Box office can kill, people. If the cash isn't percolating, it can kill quicker than Freddy Krueger, the dream invader with claws who put New Line Cinema on the map with the Nightmare on Elm Street franchise nearly 25 years ago. I bring up New Line because after forty years, one of the most adventurous studios in play-it-safe Hollywood has just been absorbed into the Warner Bros. mothership as a cost-cutting move. When the high-priced floperoo of The Golden Compass proved that the studio couldn't pull off another Lord of the Rings bonanza without Peter Jackson, the writing was on wall. Now lots of good people are out of work, including founders Robert Shaye and Michael Lynne. My fondest memories of New Line stem back to its beginnings, reviving Reefer Madness, dishing out the dirty fun of John Waters, the dishy horror of The Evil Dead, franchise hits from The Texas Chainsaw Massacre to Austin Powers. Sure, New Line grinded out its fair share of crap. most recently Snakes On a Plane, Mr. Woodcock, Rendition, Over Her Dead Body and the aforementioned Golden Compass.

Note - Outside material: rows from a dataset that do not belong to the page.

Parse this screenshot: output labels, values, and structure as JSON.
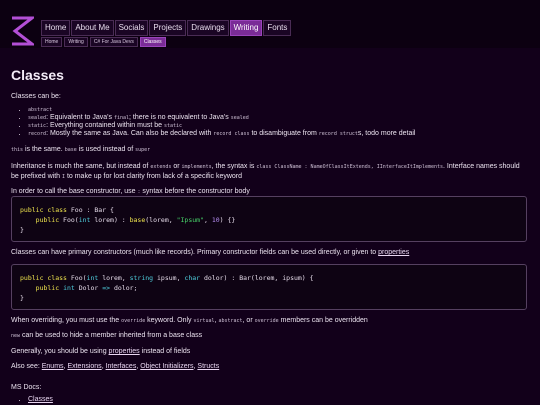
{
  "nav": {
    "items": [
      "Home",
      "About Me",
      "Socials",
      "Projects",
      "Drawings",
      "Writing",
      "Fonts"
    ],
    "active_index": 5
  },
  "breadcrumb": [
    "Home",
    "Writing",
    "C# For Java Devs",
    "Classes"
  ],
  "page": {
    "title": "Classes",
    "intro": "Classes can be:",
    "list": [
      {
        "code": "abstract"
      },
      {
        "code": "sealed",
        "text_a": ": Equivalent to Java's ",
        "code2": "final",
        "text_b": "; there is no equivalent to Java's ",
        "code3": "sealed"
      },
      {
        "code": "static",
        "text_a": ": Everything contained within must be ",
        "code2": "static"
      },
      {
        "code": "record",
        "text_a": ": Mostly the same as Java. Can also be declared with ",
        "code2": "record class",
        "text_b": " to disambiguate from ",
        "code3": "record struct",
        "text_c": "s, todo more detail"
      }
    ],
    "p_this_code": "this",
    "p_this_text": " is the same. ",
    "p_base_code": "base",
    "p_base_text": " is used instead of ",
    "p_super_code": "super",
    "inherit_a": "Inheritance is much the same, but instead of ",
    "inherit_extends": "extends",
    "inherit_b": " or ",
    "inherit_implements": "implements",
    "inherit_c": ", the syntax is ",
    "inherit_code": "class ClassName : NameOfClassItExtends, IInterfaceItImplements",
    "inherit_d": ". Interface names should be prefixed with ",
    "inherit_i": "I",
    "inherit_e": " to make up for lost clarity from lack of a specific keyword",
    "base_ctor_a": "In order to call the base constructor, use ",
    "base_ctor_colon": ":",
    "base_ctor_b": " syntax before the constructor body",
    "code1": [
      "public class Foo : Bar {",
      "    public Foo(int lorem) : base(lorem, \"Ipsum\", 10) {}",
      "}"
    ],
    "primary_a": "Classes can have primary constructors (much like records). Primary constructor fields can be used directly, or given to ",
    "primary_link": "properties",
    "code2": [
      "public class Foo(int lorem, string ipsum, char dolor) : Bar(lorem, ipsum) {",
      "    public int Dolor => dolor;",
      "}"
    ],
    "override_a": "When overriding, you must use the ",
    "override_code": "override",
    "override_b": " keyword. Only ",
    "override_virtual": "virtual",
    "override_c": ", ",
    "override_abstract": "abstract",
    "override_d": ", or ",
    "override_override": "override",
    "override_e": " members can be overridden",
    "new_code": "new",
    "new_text": " can be used to hide a member inherited from a base class",
    "props_a": "Generally, you should be using ",
    "props_link": "properties",
    "props_b": " instead of fields",
    "also_label": "Also see: ",
    "also_links": [
      "Enums",
      "Extensions",
      "Interfaces",
      "Object Initializers",
      "Structs"
    ],
    "msdocs_label": "MS Docs:",
    "msdocs_links": [
      "Classes"
    ]
  },
  "colors": {
    "background": "#12001a",
    "accent": "#7a2c97"
  },
  "icons": {
    "logo": "hourglass-logo-icon"
  }
}
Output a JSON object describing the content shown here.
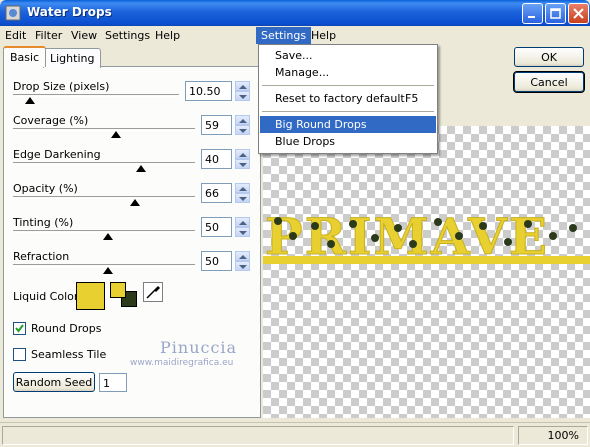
{
  "window": {
    "title": "Water Drops"
  },
  "menubar": {
    "items": [
      "Edit",
      "Filter",
      "View",
      "Settings",
      "Help",
      "Settings",
      "Help"
    ]
  },
  "tabs": [
    "Basic",
    "Lighting"
  ],
  "params": [
    {
      "label": "Drop Size (pixels)",
      "value": "10.50"
    },
    {
      "label": "Coverage (%)",
      "value": "59"
    },
    {
      "label": "Edge Darkening",
      "value": "40"
    },
    {
      "label": "Opacity (%)",
      "value": "66"
    },
    {
      "label": "Tinting (%)",
      "value": "50"
    },
    {
      "label": "Refraction",
      "value": "50"
    }
  ],
  "liquid_color": {
    "label": "Liquid Color",
    "color": "#e8d030",
    "fg": "#e8d030",
    "bg": "#2a3a1a"
  },
  "checkboxes": [
    {
      "label": "Round Drops",
      "checked": true
    },
    {
      "label": "Seamless Tile",
      "checked": false
    }
  ],
  "random_seed": {
    "button": "Random Seed",
    "value": "1"
  },
  "dialog_buttons": {
    "ok": "OK",
    "cancel": "Cancel"
  },
  "settings_menu": {
    "items": [
      {
        "label": "Save...",
        "shortcut": ""
      },
      {
        "label": "Manage...",
        "shortcut": ""
      },
      {
        "label": "Reset to factory default",
        "shortcut": "F5"
      },
      {
        "label": "Big Round Drops",
        "shortcut": ""
      },
      {
        "label": "Blue Drops",
        "shortcut": ""
      }
    ]
  },
  "preview": {
    "text": "PRIMAVE"
  },
  "status": {
    "zoom": "100%"
  },
  "watermark": {
    "line1": "Pinuccia",
    "line2": "www.maidiregrafica.eu"
  }
}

But it was also there for risky films, such as Sid and Nancy, The Player, Seven, Boogie Nights, Magnolia, American History X, Glengarry Glen Ross, Hedwig and the Angry Inch, A History of Violence and Little Children. That kind of ballsiness will be missed and we're not going to get it back easily.
The irony is that New Line Cinema goes out this week with the No. 1 box-office winner: Semi-Pro. But the numbers crunchers tell us even that's not a big deal. The $15.3 million Semi-Pro took in is $10 million below box-office expectations and below the opening grosses of other Will Ferrell comedies such as Talladega Nights, Blades of Glory and — god help us — even Kicking and Screaming and Bewitched. Of course, lousy reviews and a R-rated didn't help either. But the media is having fun kicking a studio while its down.
I'd rather kick that garbage — Vantage Point, Jumper, Fool's Gold — is still collecting big at the box-office. But you've already heard me do that.
Women are credited with the solid grosses for The Other Boleyn Girl, based on the chick-lit bestseller. The audience was 72 percent female with 66 percent under age 35.
Good News: No Country for Old Men benefited from its Oscar win as Best Picture, upped its business 66 percent and has now grossed $70 million and counting. All is not lost.